Define Keyboard message

Next, we will define the Keyboard message. It can use a QWERTY, QWERTZ or AZERTY layout. For your information, QWERTZ is used widely in Germany while in France, AZERTY is more popular. The keyboard can be backlit or not, so let's use a boolean field for it. It's very simple, right?

keyboard_message.proto

syntax = "proto3";

package techschool_pcbook;

option go_package = ".;pb";

message Keyboard {
  enum Layout {
    UNKNOWN = 0;
    QWERTY = 1;
    QWERTZ = 2;
    AZERTY = 3;
  }

  Layout layout = 1;
  bool backlit = 2;
}

Define Screen message

Now let's write a more complex message: the screen. It has a nested message type: Resolution. The reason we use nested type here is that: resolution is an entity that has a close connection with the screen. It doesn't have any meaning when standing alone.
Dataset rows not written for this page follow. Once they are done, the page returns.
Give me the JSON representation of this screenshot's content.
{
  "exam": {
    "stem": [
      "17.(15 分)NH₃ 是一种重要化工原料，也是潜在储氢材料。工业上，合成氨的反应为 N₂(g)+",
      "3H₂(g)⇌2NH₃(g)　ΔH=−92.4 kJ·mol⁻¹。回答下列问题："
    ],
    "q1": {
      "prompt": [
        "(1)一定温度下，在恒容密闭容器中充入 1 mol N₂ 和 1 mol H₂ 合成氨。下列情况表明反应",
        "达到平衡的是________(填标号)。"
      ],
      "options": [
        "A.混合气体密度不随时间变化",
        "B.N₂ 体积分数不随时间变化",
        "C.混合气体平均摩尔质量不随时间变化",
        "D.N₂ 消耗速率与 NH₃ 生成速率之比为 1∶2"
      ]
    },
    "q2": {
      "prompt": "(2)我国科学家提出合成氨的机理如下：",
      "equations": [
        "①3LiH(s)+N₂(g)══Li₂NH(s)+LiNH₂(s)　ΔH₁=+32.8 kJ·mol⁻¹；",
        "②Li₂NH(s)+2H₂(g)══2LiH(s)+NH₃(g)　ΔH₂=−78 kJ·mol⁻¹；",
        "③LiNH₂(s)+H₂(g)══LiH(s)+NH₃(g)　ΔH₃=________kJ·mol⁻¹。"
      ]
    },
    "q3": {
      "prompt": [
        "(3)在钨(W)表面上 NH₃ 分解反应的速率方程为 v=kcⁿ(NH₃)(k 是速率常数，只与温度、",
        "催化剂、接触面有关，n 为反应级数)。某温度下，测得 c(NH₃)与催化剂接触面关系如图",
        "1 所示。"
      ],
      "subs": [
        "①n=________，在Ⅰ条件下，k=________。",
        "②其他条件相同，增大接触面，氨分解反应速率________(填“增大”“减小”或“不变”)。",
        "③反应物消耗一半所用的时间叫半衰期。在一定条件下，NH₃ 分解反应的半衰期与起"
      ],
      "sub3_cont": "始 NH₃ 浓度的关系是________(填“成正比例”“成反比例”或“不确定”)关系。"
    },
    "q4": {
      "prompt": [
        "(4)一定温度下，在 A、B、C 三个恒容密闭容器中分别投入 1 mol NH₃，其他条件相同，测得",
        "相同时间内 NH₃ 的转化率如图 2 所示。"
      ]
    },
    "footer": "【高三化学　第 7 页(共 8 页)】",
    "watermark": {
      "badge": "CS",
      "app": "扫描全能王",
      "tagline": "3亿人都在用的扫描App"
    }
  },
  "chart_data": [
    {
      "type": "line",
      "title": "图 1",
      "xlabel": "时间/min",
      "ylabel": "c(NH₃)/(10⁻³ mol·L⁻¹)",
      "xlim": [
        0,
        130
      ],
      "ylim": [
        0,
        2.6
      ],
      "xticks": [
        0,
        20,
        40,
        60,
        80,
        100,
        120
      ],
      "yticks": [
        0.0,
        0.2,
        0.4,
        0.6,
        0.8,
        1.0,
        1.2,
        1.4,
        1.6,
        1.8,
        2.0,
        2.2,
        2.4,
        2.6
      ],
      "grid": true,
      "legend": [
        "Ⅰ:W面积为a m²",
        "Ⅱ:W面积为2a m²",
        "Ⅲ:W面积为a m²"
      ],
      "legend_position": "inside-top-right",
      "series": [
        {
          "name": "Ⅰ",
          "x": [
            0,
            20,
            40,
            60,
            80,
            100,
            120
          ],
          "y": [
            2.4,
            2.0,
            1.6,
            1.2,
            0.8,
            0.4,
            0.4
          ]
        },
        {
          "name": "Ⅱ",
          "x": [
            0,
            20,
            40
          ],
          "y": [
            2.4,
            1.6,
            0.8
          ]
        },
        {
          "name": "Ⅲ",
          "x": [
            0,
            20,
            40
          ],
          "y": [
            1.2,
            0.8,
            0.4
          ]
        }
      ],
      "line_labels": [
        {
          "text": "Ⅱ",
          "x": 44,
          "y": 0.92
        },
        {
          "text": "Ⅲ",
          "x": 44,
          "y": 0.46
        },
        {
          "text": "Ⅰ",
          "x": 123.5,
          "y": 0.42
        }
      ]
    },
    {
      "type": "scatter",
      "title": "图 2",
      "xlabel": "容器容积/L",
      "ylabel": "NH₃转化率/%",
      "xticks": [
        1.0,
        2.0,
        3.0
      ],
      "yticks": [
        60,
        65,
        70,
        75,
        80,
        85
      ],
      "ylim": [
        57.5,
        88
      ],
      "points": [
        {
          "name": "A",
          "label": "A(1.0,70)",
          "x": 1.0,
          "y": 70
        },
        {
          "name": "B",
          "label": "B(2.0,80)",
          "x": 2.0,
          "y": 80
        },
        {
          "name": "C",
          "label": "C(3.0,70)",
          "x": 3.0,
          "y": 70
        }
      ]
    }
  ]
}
Similarly, we have an enum for screen panel, which can be IPS or OLED. Then the screen size in inch, and finally a bool field to tell if it's a multitouch screen or not. OK, now we can regenerate the codes.

screen_message.proto

syntax = "proto3";

package techschool_pcbook;

option go_package = ".;pb";

message Screen {
  message Resolution {
    uint32 width = 1;
    uint32 height = 2;
  }
  
  enum Panel {
    UNKNOWN = 0;
    IPS = 1;
    OLED = 2;
  }
  
  float size_inch = 1;
  Resolution resolution = 2;
  Panel panel = 3;
  bool multitouch = 4;
}

Define Laptop message

Alright, I think basically we've defined all necessary components of a laptop. So let's define the Laptop message now. It has a unique identifier of type string. It has a brand, a name, then CPU and RAM. We need to import other proto files to use the types.

Repeated field

A laptop can have more than 1 GPU, so we use the "repeated" keyword to tell protoc that this is a list of GPUs. Similarly, it's normal for a laptop to have multiple storages, so this field should be repeated as well. Then comes 2 normal fields: screen and keyboard. It's pretty straight-forward.

Oneof field

How about the weight of the laptop? Let's say, we allow it to be specified in either kilograms or pounds. In order to do that, we can use a new keyword: oneof. In this block, we define 2 fields, one for kilograms and the other for pounds. Remember that when you use oneof fields group, only the field that get assigned last will keep its value.

Well-known types

OK, now let's add 2 more fields: the price in USD and the release year of the laptop. And finally, we need a timestamp to store the last update time of the record in our system. Timestamp is one of the well-known types that have already been defined by Google. So we just need to import the package and use it. There are may other well-known types. Please check out the link in the description to learn more about them. Now, let's run make gen to make sure that everything is working properly. Yes! All files are generated perfectly.

laptop_message.proto

syntax = "proto3";

package techschool_pcbook;

option go_package = ".;pb";

import "processor_message.proto";
import "memory_message.proto";
import "storage_message.proto";
import "screen_message.proto";
import "keyboard_message.proto";
import "google/protobuf/timestamp.proto";

message Laptop {
  string id = 1;
  string brand = 2;
  string name = 3;
  CPU cpu = 4;
  Memory ram = 5;
  repeated GPU gpus = 6;
  repeated Storage storages = 7;
  Screen screen = 8;
  Keyboard keyboard = 9;
  oneof weight {
    double weight_kg = 10;
    double weight_lb = 11;
  }
  double price_usd = 12;
  uint32 release_year = 13;
  google.protobuf.Timestamp updated_at = 14;
}

Hooray! We've learned a lot about protocol buffer and how to generate Golang codes from it. In the next hans-on lecture, we will switch to Java. I will show you how to setup a Gradle project to automatically generate Java codes from out proto files. Thanks a lot for reading, and see you later!